Она спустилась вниз. Поймала такси. Поехала в клинику.
Все ее существо сконцентрировалось на одной-единственной задаче: видеть. Она была уже не танк, а боевая ракета с запрограммированным управлением. И свернуть ее с курса могла только другая такая же ракета.
— Он не вернется, — тихо сказала Сима, ненавязчиво рассматривая Веронику.
Она ей нравилась. Симе вообще нравились женщины — иные, чем она сама. В Симе совершенно отсутствовали зависть и соперничество — чувства, которые сопровождают почти всех женщин в продолжение всего их жизненного пути. Сима была Божий человек.
— А где он может быть? — осипшим голосом спросила Вероника. — Это очень важно.
— Позвоните домой.
Сима написала на отдельной бумажке домашний телефон Егорова и пододвинула Веронике аппарат.
Трубку взял Егоров.
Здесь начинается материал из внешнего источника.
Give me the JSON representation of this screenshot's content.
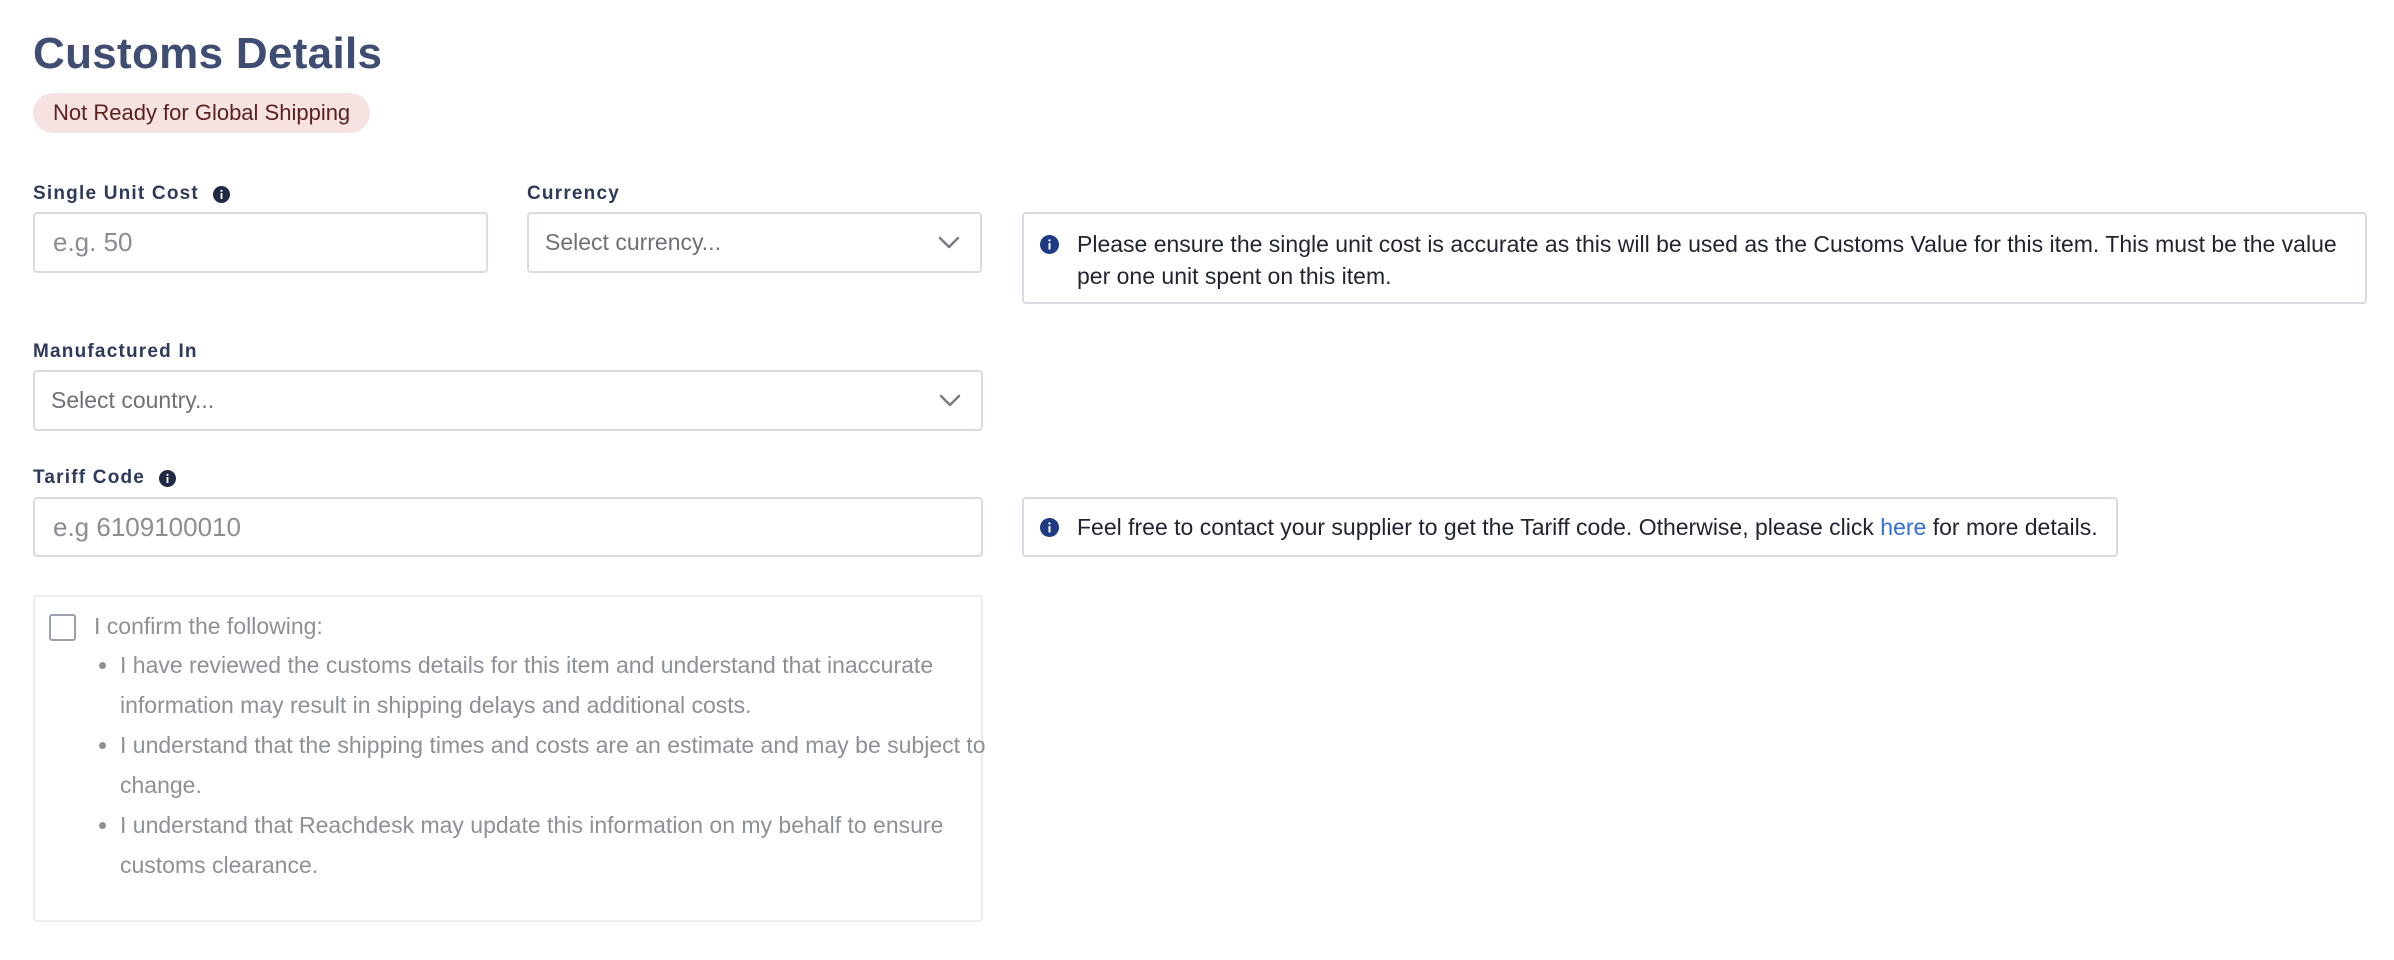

У Вероники сердце замерло и обвалилось.
— Его нет дома, — сказал голос Егорова.
— А вы кто? — удивилась Вероника.
— Я его сын.
— А где ваш папа?
— Сейчас я позову маму.
Подошла жена Егорова. Голос у нее был низкий и неокрашенный, как гудок. Такие голоса бывают при полном отсутствии музыкального слуха.
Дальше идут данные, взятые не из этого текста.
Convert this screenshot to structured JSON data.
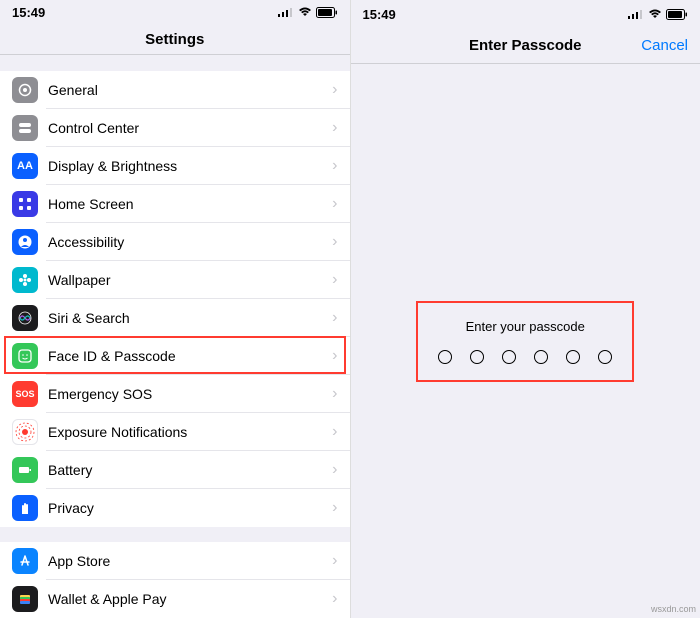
{
  "status": {
    "time": "15:49",
    "location_arrow": "↗"
  },
  "left": {
    "title": "Settings",
    "items": [
      {
        "label": "General",
        "icon": "gear",
        "color": "#8e8e93"
      },
      {
        "label": "Control Center",
        "icon": "switches",
        "color": "#8e8e93"
      },
      {
        "label": "Display & Brightness",
        "icon": "AA",
        "color": "#0a60ff"
      },
      {
        "label": "Home Screen",
        "icon": "grid",
        "color": "#3a3ae6"
      },
      {
        "label": "Accessibility",
        "icon": "person",
        "color": "#0a60ff"
      },
      {
        "label": "Wallpaper",
        "icon": "flower",
        "color": "#00b9ce"
      },
      {
        "label": "Siri & Search",
        "icon": "siri",
        "color": "#1c1c1e"
      },
      {
        "label": "Face ID & Passcode",
        "icon": "face",
        "color": "#34c759"
      },
      {
        "label": "Emergency SOS",
        "icon": "SOS",
        "color": "#ff3b30"
      },
      {
        "label": "Exposure Notifications",
        "icon": "exposure",
        "color": "#ffffff"
      },
      {
        "label": "Battery",
        "icon": "battery",
        "color": "#34c759"
      },
      {
        "label": "Privacy",
        "icon": "hand",
        "color": "#0a60ff"
      }
    ],
    "group2": [
      {
        "label": "App Store",
        "icon": "appstore",
        "color": "#0a84ff"
      },
      {
        "label": "Wallet & Apple Pay",
        "icon": "wallet",
        "color": "#1c1c1e"
      }
    ],
    "highlight_index": 7
  },
  "right": {
    "title": "Enter Passcode",
    "cancel": "Cancel",
    "prompt": "Enter your passcode",
    "digits": 6
  },
  "watermark": "wsxdn.com"
}
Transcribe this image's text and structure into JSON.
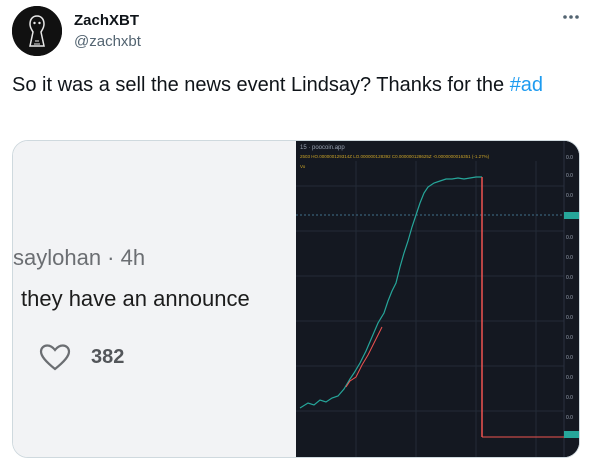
{
  "tweet": {
    "display_name": "ZachXBT",
    "handle": "@zachxbt",
    "text_main": "So it was a sell the news event Lindsay? Thanks for the ",
    "hashtag": "#ad"
  },
  "media_left": {
    "reply_meta": "saylohan · 4h",
    "reply_text": "they have an announce",
    "like_count": "382"
  },
  "media_right": {
    "chart_header_top": "15 · poocoin.app",
    "chart_header_ohlc": "2503  HO.000000129314Z  LO.000000128392  C0.000000128625Z  -0.0000000016351 (-1.27%)",
    "chart_header_vol": "Vo",
    "axis_label": "0.0"
  },
  "colors": {
    "hashtag": "#1d9bf0",
    "candles_up": "#26a69a",
    "candles_down": "#ef5350",
    "chart_bg": "#141821"
  }
}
— Он на ученом совете, — прогудела жена.
— А это где, простите?
Жена назвала улицу и номер дома. Слово и цифра моментально вошли не только в память Вероники, но и в ее кожу.
— Это журналистка Владимирцева, — запоздало представилась Вероника. Видимо, это прозвучало как «извините», потому что жена ответила:
— Пожалуйста.
В голосе жены не проступало ни раздражения, ни лояльности. Егоров был врач, звезда первой величины, и она привыкла к постоянной его востребованности. А может быть, у нее был голос-альбинос, от природы лишенный красок, и она горевала и радовалась одним и тем же голосом.
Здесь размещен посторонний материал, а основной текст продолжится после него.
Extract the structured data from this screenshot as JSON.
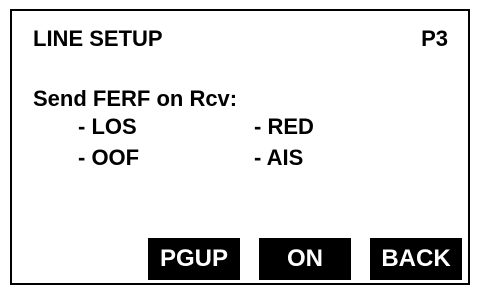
{
  "header": {
    "title": "LINE SETUP",
    "page": "P3"
  },
  "setting": {
    "label": "Send FERF on Rcv:",
    "options": [
      "- LOS",
      "- RED",
      "- OOF",
      "- AIS"
    ]
  },
  "softkeys": {
    "pgup": "PGUP",
    "on": "ON",
    "back": "BACK"
  },
  "colors": {
    "foreground": "#000000",
    "background": "#ffffff",
    "softkey_text": "#ffffff"
  }
}
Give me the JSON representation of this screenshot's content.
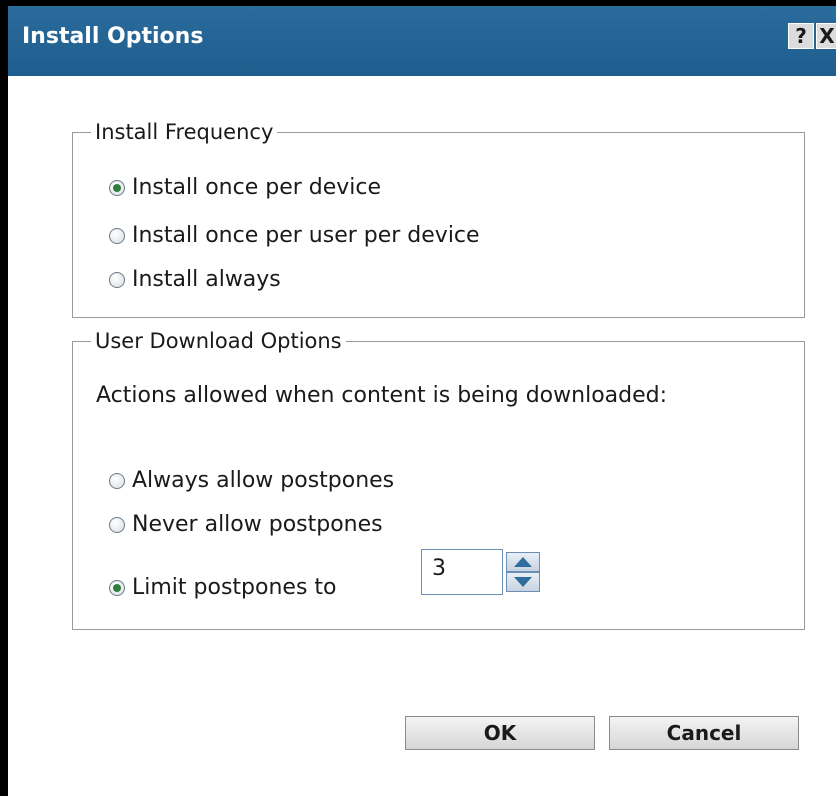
{
  "dialog": {
    "title": "Install Options",
    "help_label": "?",
    "close_label": "X"
  },
  "install_frequency": {
    "legend": "Install Frequency",
    "options": [
      {
        "label": "Install once per device",
        "checked": true
      },
      {
        "label": "Install once per user per device",
        "checked": false
      },
      {
        "label": "Install always",
        "checked": false
      }
    ]
  },
  "user_download": {
    "legend": "User Download Options",
    "description": "Actions allowed when content is being downloaded:",
    "options": [
      {
        "label": "Always allow postpones",
        "checked": false
      },
      {
        "label": "Never allow postpones",
        "checked": false
      },
      {
        "label": "Limit postpones to",
        "checked": true
      }
    ],
    "postpone_limit": "3"
  },
  "buttons": {
    "ok_label": "OK",
    "cancel_label": "Cancel"
  },
  "colors": {
    "title_bar": "#2b6c9c",
    "radio_checked": "#2f7d3b",
    "group_border": "#9a9a9a"
  },
  "icons": {
    "spin_up": "triangle-up-icon",
    "spin_down": "triangle-down-icon"
  }
}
Фамилия выступавшего была Пяткин. Профессор, сидящий рядом, шепнул, что по национальности он финн. Егоров подивился, что это за финн с фамилией Пяткин. А впрочем, какое это имело значение. Пяткин говорил и замазывал словами суть. Егоров ознакомился с его диссертацией. Она была добросовестна и громоздка. Чувствовалось, что Пяткин не один год просидел за столом, нажил седалищную мозоль, как у макаки, однако ничего нового во внутриутробной диагностике не открыл. Все то же, что было, но с оттенками.
Пяткин был худ, белес, бесцветен. Но на него с первого ряда взволнованно и восхищенно смотрели две женщины: пожилая и молодая. Видимо, мать и жена.
Егоров посмотрел на всех троих и подумал, что надо одобрить диссертацию, пусть Пяткин станет кандидатом и получит кандидатскую зарплату. Зарплата врача без степени — это пособие по безработице. Как им платят, так они и работают. От таких равнодушных тружеников — ущерб государству. И перекос в семье. Когда муж не может содержать семью, он не хозяин в доме. У него нет авторитета, и это влечет далеко идущие последствия. А поскольку семья — ячейка общества, получается перекос в обществе. Если же поднять мужчине зарплату, это сделает его хозяином в доме и автоматически выровняет общество. Значит, от того, что Пяткин станет кандидатом, — большая общественная польза. Правда, внутриутробная диагностика будет пробуксовывать на месте, как застрявшая машина. Но придет другой и продвинет науку. Один будет буксовать, другой двигать, а получать они будут одинаково.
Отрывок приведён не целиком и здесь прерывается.